Title :
Sentence generation from a bag of words using N-gram model
Author :
Yadav, Arun Kumar ; Borgohain, Samir Kumar
Author_Institution :
Dept. of Comput. Sci. & Eng., Nat. Inst. of Technol. Silchar, Silchar, India
Abstract :
We are presenting in this paper, a method of sentence generation from a given bag of words. The task of sentence generation has its usage in text summarization, question answering system etc. The focus of our task is to generate all possible correct sentences from a given bag of words. The technique that we have applied is N-gram language model. The N-gram model is trained by a text corpus to generate only candidate sequences from a given bag of words. For N input words, instead of considering all possible N! permuted orders as candidate sequence, we have generated only candidate sequences less then N! by applying DFS (Depth First Search) filtering technique at run time. We have two corpora namely text corpus and annotated corpus of POS tags. We have extracted all valid POS trigram tags from the annotated corpus. Each of the generated candidate sequence has a probability score. The candidate sequences were ranked by matching it with valid trigram POS tag signature and probability score.
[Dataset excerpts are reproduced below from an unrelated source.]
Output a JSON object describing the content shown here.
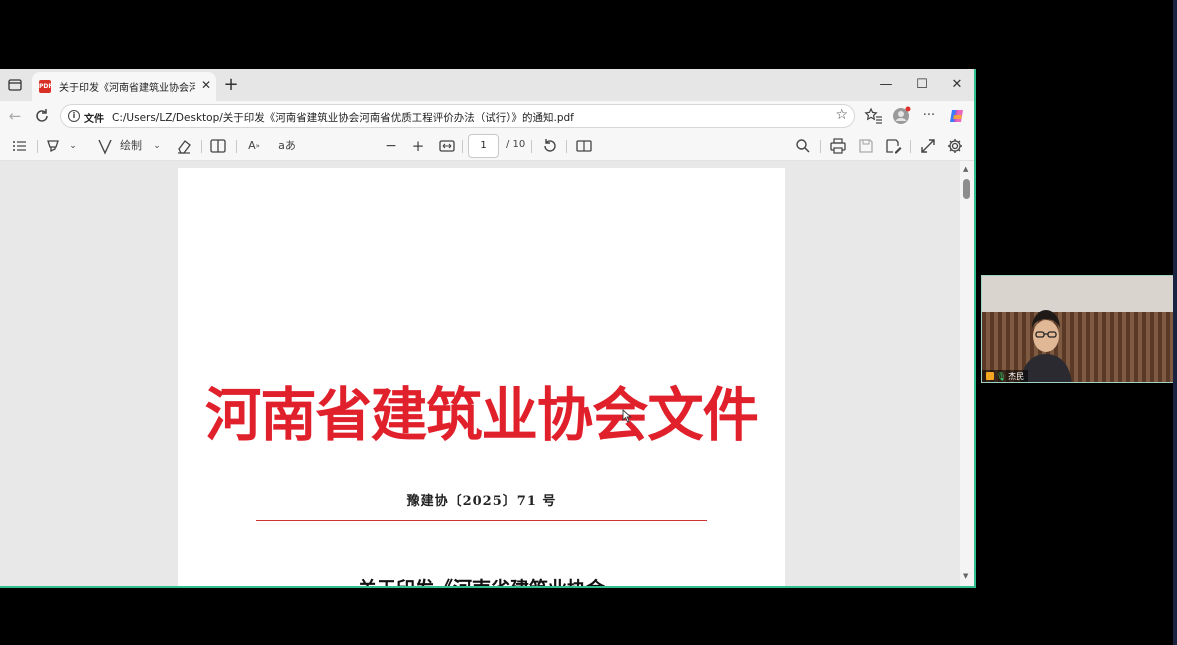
{
  "browser": {
    "tab": {
      "title": "关于印发《河南省建筑业协会河南省优质工程评价办法（试行）》的通知.pdf",
      "close_glyph": "✕",
      "icon_label": "PDF"
    },
    "new_tab_glyph": "+",
    "window_controls": {
      "minimize": "—",
      "maximize": "☐",
      "close": "✕"
    },
    "address": {
      "scheme_label": "文件",
      "url": "C:/Users/LZ/Desktop/关于印发《河南省建筑业协会河南省优质工程评价办法（试行）》的通知.pdf"
    }
  },
  "pdf_toolbar": {
    "draw_label": "绘制",
    "page_current": "1",
    "page_total": "/ 10"
  },
  "document": {
    "header": "河南省建筑业协会文件",
    "doc_number": "豫建协〔2025〕71 号",
    "title_partial": "关于印发《河南省建筑业协会"
  },
  "video": {
    "participant_name": "杰民"
  },
  "colors": {
    "header_red": "#e0202b",
    "accent_border": "#2fbf8f"
  }
}
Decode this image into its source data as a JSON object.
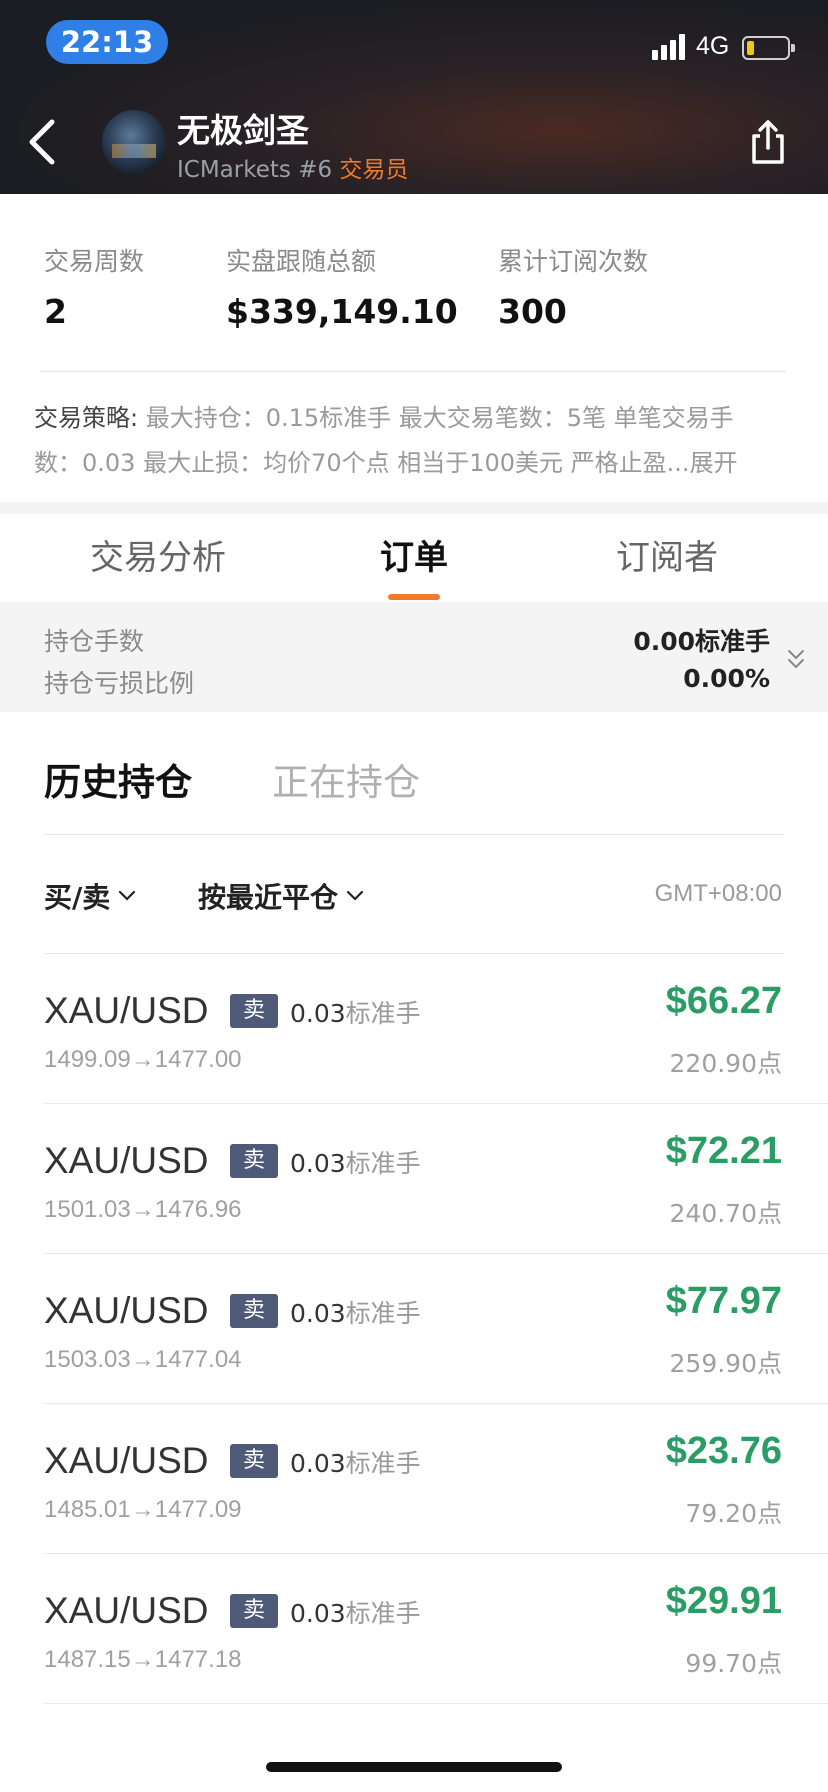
{
  "status_bar": {
    "time": "22:13",
    "network": "4G",
    "battery_level": 0.18
  },
  "header": {
    "trader_name": "无极剑圣",
    "broker": "ICMarkets #6 ",
    "role": "交易员"
  },
  "stats": [
    {
      "label": "交易周数",
      "value": "2"
    },
    {
      "label": "实盘跟随总额",
      "value": "$339,149.10"
    },
    {
      "label": "累计订阅次数",
      "value": "300"
    }
  ],
  "strategy": {
    "label": "交易策略:",
    "line1": " 最大持仓：0.15标准手 最大交易笔数：5笔 单笔交易手",
    "line2": "数：0.03 最大止损：均价70个点 相当于100美元 严格止盈",
    "ellipsis": "...",
    "expand": "展开"
  },
  "tabs": [
    "交易分析",
    "订单",
    "订阅者"
  ],
  "summary": {
    "lots_label": "持仓手数",
    "lots_value": "0.00标准手",
    "pnl_label": "持仓亏损比例",
    "pnl_value": "0.00%"
  },
  "subtabs": {
    "history": "历史持仓",
    "open": "正在持仓"
  },
  "filters": {
    "side": "买/卖",
    "sort": "按最近平仓",
    "timezone": "GMT+08:00"
  },
  "orders": [
    {
      "symbol": "XAU/USD",
      "side": "卖",
      "lots": "0.03",
      "unit": "标准手",
      "prices": "1499.09→1477.00",
      "profit": "$66.27",
      "points": "220.90点"
    },
    {
      "symbol": "XAU/USD",
      "side": "卖",
      "lots": "0.03",
      "unit": "标准手",
      "prices": "1501.03→1476.96",
      "profit": "$72.21",
      "points": "240.70点"
    },
    {
      "symbol": "XAU/USD",
      "side": "卖",
      "lots": "0.03",
      "unit": "标准手",
      "prices": "1503.03→1477.04",
      "profit": "$77.97",
      "points": "259.90点"
    },
    {
      "symbol": "XAU/USD",
      "side": "卖",
      "lots": "0.03",
      "unit": "标准手",
      "prices": "1485.01→1477.09",
      "profit": "$23.76",
      "points": "79.20点"
    },
    {
      "symbol": "XAU/USD",
      "side": "卖",
      "lots": "0.03",
      "unit": "标准手",
      "prices": "1487.15→1477.18",
      "profit": "$29.91",
      "points": "99.70点"
    }
  ],
  "colors": {
    "accent": "#f07a2a",
    "profit": "#2a9d64",
    "badge": "#4f5a78"
  }
}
Preliminary experimental work carried out in this direction by using the above mentioned model shows promising results.
Keywords :
computational linguistics; natural language processing; probability; speech processing; text analysis; tree searching; DFS filtering technique; POS trigram tag extraction; annotated corpus; bag-of-words; correct-sentence generation method; depth-first search filtering technique; n-gram language model; n-input words; probability score; run time analysis; sequence generation; sequence matching; sequence ranking; text corpus; trigram POS tag signature; Depth First Search; N-gram Language Model; Part of Speech Tagging; Sentence Generation; Syntax;
Conference_Titel :
Advanced Communication Control and Computing Technologies (ICACCCT), 2014 International Conference on
Conference_Location :
Ramanathapuram
Print_ISBN :
978-1-4799-3913-8
DOI :
10.1109/ICACCCT.2014.7019414